In big league baseball, Remlinger '88 is quite a relief

by Elliot Olshansky | 4/22/03 5:00am

Editor's Note: This is the first in a series of articles profiling Dartmouth alumni in professional sports.

For Mike Remlinger '88, a road trip to New York used to mean taking the mound at Andy Coakely Field, a 300-seat venue tucked away in a corner of Columbia's Baker Field Athletic Complex.

Just over 15 years later, as another generation of Dartmouth baseball players prepares to make the trip to Coakely Field, Remlinger puts on his Chicago Cubs uniform in the visitors' clubhouse at Shea Stadium, preparing to take the mound against the New York Mets in front of 17,244 fans.

As far as he's come, however, Remlinger doesn't make much of the contrast. "Even when I went to play at school, this was always my goal," Remlinger told The Dartmouth in an interview before the Cubs' 6-3 victory over the Mets on April 3, a game in which Remlinger struck out one batter during the scoreless eighth inning.

"This" refers to a major league career that began with a three-hit shutout of Pittsburgh on June 15, 1991, and has gone on to include four Division Series, two National League Championship Series, the 1999 World Series and the 2002 All-Star Game.

As he begins the 2003 season with the Cubs, Remlinger has established himself as one of baseball's premier left-handed relief pitchers. Since the 1999 season, Remlinger has appeared in 291 games, the third highest total among southpaw relievers.

In those games, Remlinger has a 2.65 earned run average over 299.1 innings, both bests among southpaw relievers, and his 315 strikeouts are second only to Billy Wagner.

In truth, Remlinger hasn't slowed down since his days in Hanover when he led all college pitchers with a 1.59 ERA during his sophomore year, and competed with the U.S. National Team that summer. In 1987, Remlinger was selected as a first-team All American after leading the Big Green to the top of the Eastern Intercollegiate Baseball League, and he was drafted shortly thereafter by the San Francisco Giants.

Remlinger played for A- and AA-league teams that summer, forfeiting his NCAA eligibility, but the economics major returned to Dartmouth to complete his degree, and walked with his class in June of 1988.

As Remlinger was finishing his academic career at Dartmouth, the Big Green's other contribution to a 2003 major league roster, Brad Ausmus '91, was beginning his time at College.

"One of the winters I was back [at Dartmouth], he was going to school, so we got to know each other pretty well," Remlinger said of the Houston Astros' catcher.

Years later, Remlinger has had occasion to face Ausmus on the field, along with former teammate Mark P. Johnson '90 (who most recently played for the Mets during the 2002 season).

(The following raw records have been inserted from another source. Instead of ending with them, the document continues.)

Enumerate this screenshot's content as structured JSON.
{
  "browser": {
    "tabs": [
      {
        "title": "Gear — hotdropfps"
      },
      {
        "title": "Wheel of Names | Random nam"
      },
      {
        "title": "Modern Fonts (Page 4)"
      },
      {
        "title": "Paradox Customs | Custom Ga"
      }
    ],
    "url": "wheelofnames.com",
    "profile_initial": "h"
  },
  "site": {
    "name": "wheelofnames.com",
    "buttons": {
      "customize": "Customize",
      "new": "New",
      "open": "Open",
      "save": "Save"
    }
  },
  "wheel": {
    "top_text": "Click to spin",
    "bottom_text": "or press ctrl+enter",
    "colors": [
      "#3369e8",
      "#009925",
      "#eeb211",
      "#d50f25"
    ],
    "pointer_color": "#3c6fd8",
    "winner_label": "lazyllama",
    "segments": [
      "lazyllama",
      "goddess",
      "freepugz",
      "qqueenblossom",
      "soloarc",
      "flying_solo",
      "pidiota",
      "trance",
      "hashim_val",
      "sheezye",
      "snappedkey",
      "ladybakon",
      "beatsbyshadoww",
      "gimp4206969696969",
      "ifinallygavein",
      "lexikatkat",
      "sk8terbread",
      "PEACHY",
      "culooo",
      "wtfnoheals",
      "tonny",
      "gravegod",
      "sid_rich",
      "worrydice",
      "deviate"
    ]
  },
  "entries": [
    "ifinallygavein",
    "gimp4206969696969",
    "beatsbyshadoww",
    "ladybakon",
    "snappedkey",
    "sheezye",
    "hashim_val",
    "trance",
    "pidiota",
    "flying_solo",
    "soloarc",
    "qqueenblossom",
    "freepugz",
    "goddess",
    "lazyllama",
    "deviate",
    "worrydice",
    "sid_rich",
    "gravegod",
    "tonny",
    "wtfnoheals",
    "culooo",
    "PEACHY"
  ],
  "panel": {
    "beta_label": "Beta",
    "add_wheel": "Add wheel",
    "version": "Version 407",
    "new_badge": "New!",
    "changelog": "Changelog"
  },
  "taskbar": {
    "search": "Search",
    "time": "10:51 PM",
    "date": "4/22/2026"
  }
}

However, for Remlinger, when a fellow Dartmouth alum steps to the plate, he's just another batter.

"There's no friendship on the field," Remlinger said. "It doesn't matter who's standing up there. If you're thinking about making more out of it because you know him, or want bragging rights, I just don't think that works."

Something certainly "works" for Remlinger: he went 7-3 with Atlanta in 2001, maintaining a 1.99 ERA in 73 appearances for the Braves. Remlinger's performance earned him a trip to Milwaukee for the All-Star Game, where he pitched two-thirds of an inning of the 11-inning tie, the first Midsummer Classic without a winner in 41 years.

Despite the game's controversial ending, Remlinger counts his All-Star experience among the highlights of his career, unmarred by the game's unpopular ending, or anything else, for that matter. "I tore a tendon in my foot, and that didn't tarnish it at all," Remlinger said.

Thus far in his career, Remlinger names the Braves as his favorite of the teams he's played with (in addition to Atlanta, San Francisco and the Cubs, Remlinger has suited up for the Mets and the Cinicinatti Reds). Remlinger's fondness for Atlanta was reciprocated in 1999, when he was honored with the Bill Bartholomay Award for outstanding community relations.

"Fans have always been important to me," Remlinger said of the award."To me, the size of the crowds isn't really as important as how into the game they are. But it's definitely a lot of fun to have a lot of people out there watching."

Remlinger certainly hopes to give the fans in Chicago something to watch. "I'm really looking for big things in Chicago," he said. "I'd like to think that my favorite team will have been the one that I win the World Series with."

If Remlinger were to help attain that feat in Chicago for the first time since 1908, the feeling would be a lot like Remlinger himself: "quite a relief!"